For responses to Nouvelle Theologie, Feser lists:

1) Lawrence Feingold’s The Natural Desire to See God According to St. Thomas Aquinas & His Interpreters

2) Steven Long’s Natura Pura

3) Ralph McInerny’s Praeambula Fidei

4) Bernard Mulcahy’s Aquinas’s Notion of Pure Nature and the Christian Integralism of Henri de Lubac

5) Serge-Thomas Bonino’s edited volume Surnaturel: A Controversy at the Heart of Twentieth-Century Thomistic Thought

I would add as a meta-critique of all the schools:

Don Gelpi’s The Gracing of Human Experience: Rethinking the Relationship between Nature & Grace

He names fallacies of Christian thinkers that have in the past skewed theological understandings.

In The Gracing of Human Experience: Rethinking the Relationship between Nature and Grace, Gelpi argues that Charles Sanders Peirce’s philosophy avoided those fallacies & provides a novel frame of reference for rethinking the theology of grace. While he eschews any artificial extrinsicism, he doesn’t underestimate secular conversions in the gratuity of creation.

In my (eisegetic?) take, Gelpi’s view is consonant w/both a faithful Augustinianism, the best of Existential Thomism & sympathetic to Nouvelle’s Communio, rejecting transcendentalist anthropologies (e.g. Whig Thomism) or those flirting w/depravist tendencies, as do some integralists (e.g.
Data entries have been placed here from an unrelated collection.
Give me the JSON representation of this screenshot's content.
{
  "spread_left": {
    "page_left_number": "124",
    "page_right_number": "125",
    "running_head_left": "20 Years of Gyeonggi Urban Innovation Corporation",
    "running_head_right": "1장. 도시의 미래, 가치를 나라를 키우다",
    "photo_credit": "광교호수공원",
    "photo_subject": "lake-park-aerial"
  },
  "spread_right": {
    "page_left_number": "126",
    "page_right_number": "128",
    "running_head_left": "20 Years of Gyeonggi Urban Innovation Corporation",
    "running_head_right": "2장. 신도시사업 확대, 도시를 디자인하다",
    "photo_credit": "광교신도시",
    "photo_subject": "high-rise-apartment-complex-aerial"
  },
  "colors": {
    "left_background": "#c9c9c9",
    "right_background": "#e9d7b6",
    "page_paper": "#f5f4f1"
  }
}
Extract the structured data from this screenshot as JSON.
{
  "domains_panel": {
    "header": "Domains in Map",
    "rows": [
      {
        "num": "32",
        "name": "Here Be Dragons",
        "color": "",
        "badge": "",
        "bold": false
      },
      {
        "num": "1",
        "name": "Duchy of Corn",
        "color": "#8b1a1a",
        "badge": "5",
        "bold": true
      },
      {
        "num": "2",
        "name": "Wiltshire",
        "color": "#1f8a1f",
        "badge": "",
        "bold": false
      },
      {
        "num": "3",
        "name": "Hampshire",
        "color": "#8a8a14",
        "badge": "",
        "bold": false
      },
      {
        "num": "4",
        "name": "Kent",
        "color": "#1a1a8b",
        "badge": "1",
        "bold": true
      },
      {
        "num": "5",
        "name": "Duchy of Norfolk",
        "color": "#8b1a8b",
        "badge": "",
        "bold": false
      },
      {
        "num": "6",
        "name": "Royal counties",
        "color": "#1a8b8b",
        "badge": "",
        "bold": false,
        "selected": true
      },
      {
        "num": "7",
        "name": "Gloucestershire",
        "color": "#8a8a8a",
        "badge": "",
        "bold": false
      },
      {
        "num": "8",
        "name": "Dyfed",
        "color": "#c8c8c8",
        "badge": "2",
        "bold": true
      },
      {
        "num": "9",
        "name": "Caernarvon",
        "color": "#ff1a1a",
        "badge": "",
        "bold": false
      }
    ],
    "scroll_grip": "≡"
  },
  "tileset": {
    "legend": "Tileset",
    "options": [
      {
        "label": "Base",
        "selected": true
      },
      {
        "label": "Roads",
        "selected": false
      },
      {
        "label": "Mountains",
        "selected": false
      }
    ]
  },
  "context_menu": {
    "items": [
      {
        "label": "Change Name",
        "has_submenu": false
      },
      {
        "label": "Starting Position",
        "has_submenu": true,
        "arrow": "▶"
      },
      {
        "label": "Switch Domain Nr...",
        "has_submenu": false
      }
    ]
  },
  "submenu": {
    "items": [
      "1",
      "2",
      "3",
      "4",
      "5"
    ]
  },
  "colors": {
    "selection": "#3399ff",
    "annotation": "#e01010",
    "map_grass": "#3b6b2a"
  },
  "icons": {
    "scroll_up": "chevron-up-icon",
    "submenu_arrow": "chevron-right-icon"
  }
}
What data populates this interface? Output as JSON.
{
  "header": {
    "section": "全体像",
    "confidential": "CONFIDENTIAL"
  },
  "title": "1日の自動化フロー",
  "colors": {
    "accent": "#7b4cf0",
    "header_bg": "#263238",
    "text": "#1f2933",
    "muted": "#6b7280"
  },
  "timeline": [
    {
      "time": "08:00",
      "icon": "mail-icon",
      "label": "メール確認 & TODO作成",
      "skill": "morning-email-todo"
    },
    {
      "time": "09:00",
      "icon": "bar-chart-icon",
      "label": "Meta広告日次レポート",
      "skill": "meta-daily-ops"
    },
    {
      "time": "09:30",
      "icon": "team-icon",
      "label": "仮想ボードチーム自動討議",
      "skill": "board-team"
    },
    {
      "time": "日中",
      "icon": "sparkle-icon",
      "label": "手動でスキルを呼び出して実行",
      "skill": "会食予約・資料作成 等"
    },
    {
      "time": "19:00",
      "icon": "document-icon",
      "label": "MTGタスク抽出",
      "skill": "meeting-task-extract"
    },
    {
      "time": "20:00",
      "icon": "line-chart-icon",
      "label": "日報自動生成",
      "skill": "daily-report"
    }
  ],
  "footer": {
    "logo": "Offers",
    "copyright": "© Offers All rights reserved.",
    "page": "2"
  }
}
Political Augustinianism) & Augustinian radicalisms (Radical Orthodoxy & Benedict Option).

Per Thaddeus Kozinski: Both classical & new traditions neglect four realities:

1) mutually dependent relation of speculative & practical reason

2) subjectivity-shaping role of social practices

3) tradition-constituted-&-constitutive character of practical rationality

4) indispensability of divine revelation in ethical inquiry & practice. <<< end of Kozinski critique from Brandon Watson

While some may be justly criticized re 1-3, many feel caricatured.

Regarding #4, it mustn’t be coupled w/an ecclesiocentric exclusivism at odds with Nostra Aetate.

Elsewhere, Kozinski presses his critique vis a vis #4 against Maritain (& Rawls).

Among those claiming caricaturization, Feser responded to Kozinski.

Re: Macintyre’s criticism of Maritain, Ralph McInerny well notes that, even inadequate & false justifications have embedded in them an implicit recognition of the true ends of human nature & thus of the true basis for practical precepts.

We can thus distinguish between the natural law as operative in a plurality of largely theocentric societies (functionally personalist & communalist) & its theoretic grounding, both implicit & explicit. The operative is ontological, the theoretic — gnoseological.

Over against Alasdair MacIntyre’s social philosophy, Bryan Turner suggests its pessimistic view of the collapse of a common moral vocabulary is unfounded.

For one thing, MacIntyre creates a nostalgic picture of the coherence of past communities, & for another, MacIntyre neglects the growth of human rights & international law as instances of a shared moral system that is not based on emotivism.

Alasdair MacIntyre on morality, community & natural law, Journal of Classical Sociology 13(2) 239–253, 2013

We mustn’t overestimate natural law accessibility as we descend from the more general precepts to increasingly specific concrete norms, or underestimate its operative efficacies in, at least, provisioning a modicum of public peace, order, justice & morality.

So, there’s no reason that our world’s largely theocentric vision can’t explicitly, even if sometimes inchoately, affirm that freedom’s inherent duties are objectively & communally ordered to realize the aretaic & deontological ends (teloi) of eternal & natural laws.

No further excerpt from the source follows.